THE VOLCANIC LIFE CYCLE AT MOUNT ST. HELENS
Although many people believed that Mount St. Helens had obliterated all life forms in the path of its lateral blast, scientists discovered a month after the eruption that life had indeed survived—in protected pockets. Hibernating animals and dormant plants protected by heavy snow survived the eruption to recolonize the blast zone.

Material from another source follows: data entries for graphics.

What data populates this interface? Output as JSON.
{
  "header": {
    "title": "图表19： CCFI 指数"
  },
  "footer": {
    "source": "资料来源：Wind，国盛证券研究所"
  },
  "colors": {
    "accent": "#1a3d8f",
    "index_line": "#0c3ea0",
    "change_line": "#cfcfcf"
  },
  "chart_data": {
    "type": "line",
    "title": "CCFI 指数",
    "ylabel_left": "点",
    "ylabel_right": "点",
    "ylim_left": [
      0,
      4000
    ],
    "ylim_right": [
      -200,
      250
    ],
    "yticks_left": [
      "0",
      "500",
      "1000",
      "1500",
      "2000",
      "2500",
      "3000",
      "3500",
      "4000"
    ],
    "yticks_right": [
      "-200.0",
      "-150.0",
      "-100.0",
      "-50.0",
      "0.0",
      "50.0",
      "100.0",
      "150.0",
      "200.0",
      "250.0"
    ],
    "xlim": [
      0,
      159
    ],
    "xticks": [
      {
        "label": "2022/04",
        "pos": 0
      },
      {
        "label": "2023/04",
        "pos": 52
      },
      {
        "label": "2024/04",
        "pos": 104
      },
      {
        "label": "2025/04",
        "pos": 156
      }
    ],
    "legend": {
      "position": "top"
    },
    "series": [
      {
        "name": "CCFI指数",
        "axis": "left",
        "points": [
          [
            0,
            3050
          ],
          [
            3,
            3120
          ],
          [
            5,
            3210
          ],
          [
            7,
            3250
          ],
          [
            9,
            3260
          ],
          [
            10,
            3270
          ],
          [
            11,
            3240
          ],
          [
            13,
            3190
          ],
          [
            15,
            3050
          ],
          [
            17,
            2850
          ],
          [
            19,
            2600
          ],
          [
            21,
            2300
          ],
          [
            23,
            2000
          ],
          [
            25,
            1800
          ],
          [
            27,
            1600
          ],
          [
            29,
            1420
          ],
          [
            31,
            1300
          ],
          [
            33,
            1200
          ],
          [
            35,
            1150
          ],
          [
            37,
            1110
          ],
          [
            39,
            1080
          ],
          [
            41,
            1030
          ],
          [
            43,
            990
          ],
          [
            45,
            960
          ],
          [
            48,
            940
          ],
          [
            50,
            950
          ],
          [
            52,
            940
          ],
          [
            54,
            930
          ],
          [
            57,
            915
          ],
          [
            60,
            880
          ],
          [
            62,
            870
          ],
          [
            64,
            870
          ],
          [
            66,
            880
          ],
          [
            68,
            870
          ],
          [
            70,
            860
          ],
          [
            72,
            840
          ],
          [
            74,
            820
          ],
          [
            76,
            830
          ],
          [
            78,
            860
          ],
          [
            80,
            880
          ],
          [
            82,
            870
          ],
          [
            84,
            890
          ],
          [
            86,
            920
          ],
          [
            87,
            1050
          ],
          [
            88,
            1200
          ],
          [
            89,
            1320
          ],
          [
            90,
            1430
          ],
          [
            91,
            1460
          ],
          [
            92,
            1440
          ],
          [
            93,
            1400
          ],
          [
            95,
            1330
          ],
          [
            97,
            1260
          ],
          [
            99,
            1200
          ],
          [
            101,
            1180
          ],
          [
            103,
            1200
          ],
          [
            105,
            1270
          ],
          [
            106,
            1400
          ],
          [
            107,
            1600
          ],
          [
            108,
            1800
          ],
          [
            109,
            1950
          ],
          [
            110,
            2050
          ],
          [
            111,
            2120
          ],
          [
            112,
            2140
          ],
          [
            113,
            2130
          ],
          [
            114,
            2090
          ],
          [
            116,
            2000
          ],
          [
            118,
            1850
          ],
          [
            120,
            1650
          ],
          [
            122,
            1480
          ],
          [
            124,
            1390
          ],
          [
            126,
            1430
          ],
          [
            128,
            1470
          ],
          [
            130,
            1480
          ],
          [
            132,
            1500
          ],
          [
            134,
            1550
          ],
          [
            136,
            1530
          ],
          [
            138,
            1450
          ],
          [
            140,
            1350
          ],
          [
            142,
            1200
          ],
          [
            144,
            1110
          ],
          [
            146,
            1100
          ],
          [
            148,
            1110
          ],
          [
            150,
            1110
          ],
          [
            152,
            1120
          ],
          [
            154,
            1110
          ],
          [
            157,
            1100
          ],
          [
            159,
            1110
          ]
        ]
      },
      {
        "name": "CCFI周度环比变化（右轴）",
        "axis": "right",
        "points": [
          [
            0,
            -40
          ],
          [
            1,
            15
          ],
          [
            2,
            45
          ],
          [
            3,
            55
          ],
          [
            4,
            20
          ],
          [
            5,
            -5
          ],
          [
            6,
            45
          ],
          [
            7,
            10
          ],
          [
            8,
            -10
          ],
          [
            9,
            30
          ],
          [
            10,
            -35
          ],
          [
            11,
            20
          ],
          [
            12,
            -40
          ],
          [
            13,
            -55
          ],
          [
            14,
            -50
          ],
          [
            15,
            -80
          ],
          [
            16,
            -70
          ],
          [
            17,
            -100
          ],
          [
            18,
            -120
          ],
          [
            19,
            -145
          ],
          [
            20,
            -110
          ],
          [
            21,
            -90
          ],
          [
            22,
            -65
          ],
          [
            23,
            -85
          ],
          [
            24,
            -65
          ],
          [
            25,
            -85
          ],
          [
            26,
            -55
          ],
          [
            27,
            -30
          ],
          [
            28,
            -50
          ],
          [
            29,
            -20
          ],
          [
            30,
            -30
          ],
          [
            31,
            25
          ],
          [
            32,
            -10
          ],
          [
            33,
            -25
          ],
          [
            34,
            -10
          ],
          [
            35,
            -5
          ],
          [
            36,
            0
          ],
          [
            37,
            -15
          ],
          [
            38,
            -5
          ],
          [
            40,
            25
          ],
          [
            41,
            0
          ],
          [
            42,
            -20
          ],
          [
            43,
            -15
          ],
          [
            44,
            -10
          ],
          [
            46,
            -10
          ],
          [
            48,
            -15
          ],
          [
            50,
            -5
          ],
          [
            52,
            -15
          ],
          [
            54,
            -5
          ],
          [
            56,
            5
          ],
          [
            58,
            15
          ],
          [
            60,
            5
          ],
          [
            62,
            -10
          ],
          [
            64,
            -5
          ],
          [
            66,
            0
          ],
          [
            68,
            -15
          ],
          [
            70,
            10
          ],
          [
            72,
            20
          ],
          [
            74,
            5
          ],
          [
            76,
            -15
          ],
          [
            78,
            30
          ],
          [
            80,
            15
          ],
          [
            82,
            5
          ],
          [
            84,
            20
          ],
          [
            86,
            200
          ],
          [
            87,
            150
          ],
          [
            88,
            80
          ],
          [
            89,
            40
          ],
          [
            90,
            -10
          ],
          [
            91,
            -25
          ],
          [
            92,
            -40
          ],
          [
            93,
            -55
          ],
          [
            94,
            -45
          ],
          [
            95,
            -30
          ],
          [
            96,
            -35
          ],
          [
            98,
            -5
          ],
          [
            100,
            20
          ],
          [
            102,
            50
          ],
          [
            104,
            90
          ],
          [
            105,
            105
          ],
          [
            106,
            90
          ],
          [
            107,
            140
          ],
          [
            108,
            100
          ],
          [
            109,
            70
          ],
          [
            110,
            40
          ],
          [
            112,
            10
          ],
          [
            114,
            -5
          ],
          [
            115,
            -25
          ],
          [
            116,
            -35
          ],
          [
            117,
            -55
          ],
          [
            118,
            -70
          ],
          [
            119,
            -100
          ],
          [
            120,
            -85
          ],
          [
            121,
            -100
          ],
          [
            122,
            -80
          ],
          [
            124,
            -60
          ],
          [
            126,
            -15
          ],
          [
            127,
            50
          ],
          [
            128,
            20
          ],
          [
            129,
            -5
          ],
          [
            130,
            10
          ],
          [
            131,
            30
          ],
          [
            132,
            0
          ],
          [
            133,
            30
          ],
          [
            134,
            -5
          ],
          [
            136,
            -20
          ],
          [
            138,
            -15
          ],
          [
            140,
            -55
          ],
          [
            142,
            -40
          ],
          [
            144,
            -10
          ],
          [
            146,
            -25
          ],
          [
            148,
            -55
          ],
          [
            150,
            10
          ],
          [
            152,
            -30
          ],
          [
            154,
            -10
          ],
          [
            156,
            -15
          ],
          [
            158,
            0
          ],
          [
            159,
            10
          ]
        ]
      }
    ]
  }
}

In the last three decades, life has returned to the blast zone far more quickly than scientists expected. Beetles were among the first animals discovered after May 18, and now more than 300 species of beetles thrive near the mountain. Lupines were among the first plants to root in the deep volcanic ash, and scientists are still studying how their presence helps other species return to the harsh volcanic landscape. A new forest of Douglas fir and Pacific silver fir is growing higher every year, and forest inhabitants such as elk, deer, cougar, bear, fish, birds and amphibians have found new homes in the returning forest.
Thanks to the creation of the Mount St. Helens National Volcanic Monument, people around the world can watch and study how life returns on its own, without human involvement, after a major eruption. The public can witness the natural cycles of life and death that have occurred for millennia throughout the Cascade Range.
THE VOLCANO SINCE 1980
Since May 18, 1980, the volcano has erupted many times. The eruptive cycle that began in 1980 continued until 1986, with a new lava dome appearing on the crater floor. After 1986, the volcano lay mostly quiet for more than a decade, then began a new eruptive cycle in September 2004, which lasted until July 2008. The second eruptive cycle created a new, larger lava dome with fresh lava appearing as fast as a dump-truck load in volume every second.
With its glaciers beheaded by the May 18, 1980 eruption, the volcano has lost its summertime glacier-white crown. But it has gained a new glacier in its crater. Known as the Crater Glacier, this growing mass of ice was halved in two by the dome-building eruptions of 2004-08. The lava dome is now encircled by glacial ice.
The U.S. Geological Survey monitors Mount St. Helens intensively. A team of scientists stationed at the Cascades Volcano Observatory keeps a close watch on the volcano’s seismicity, deformation, gas and steam emissions, debris flows, ash fall, and other hazards.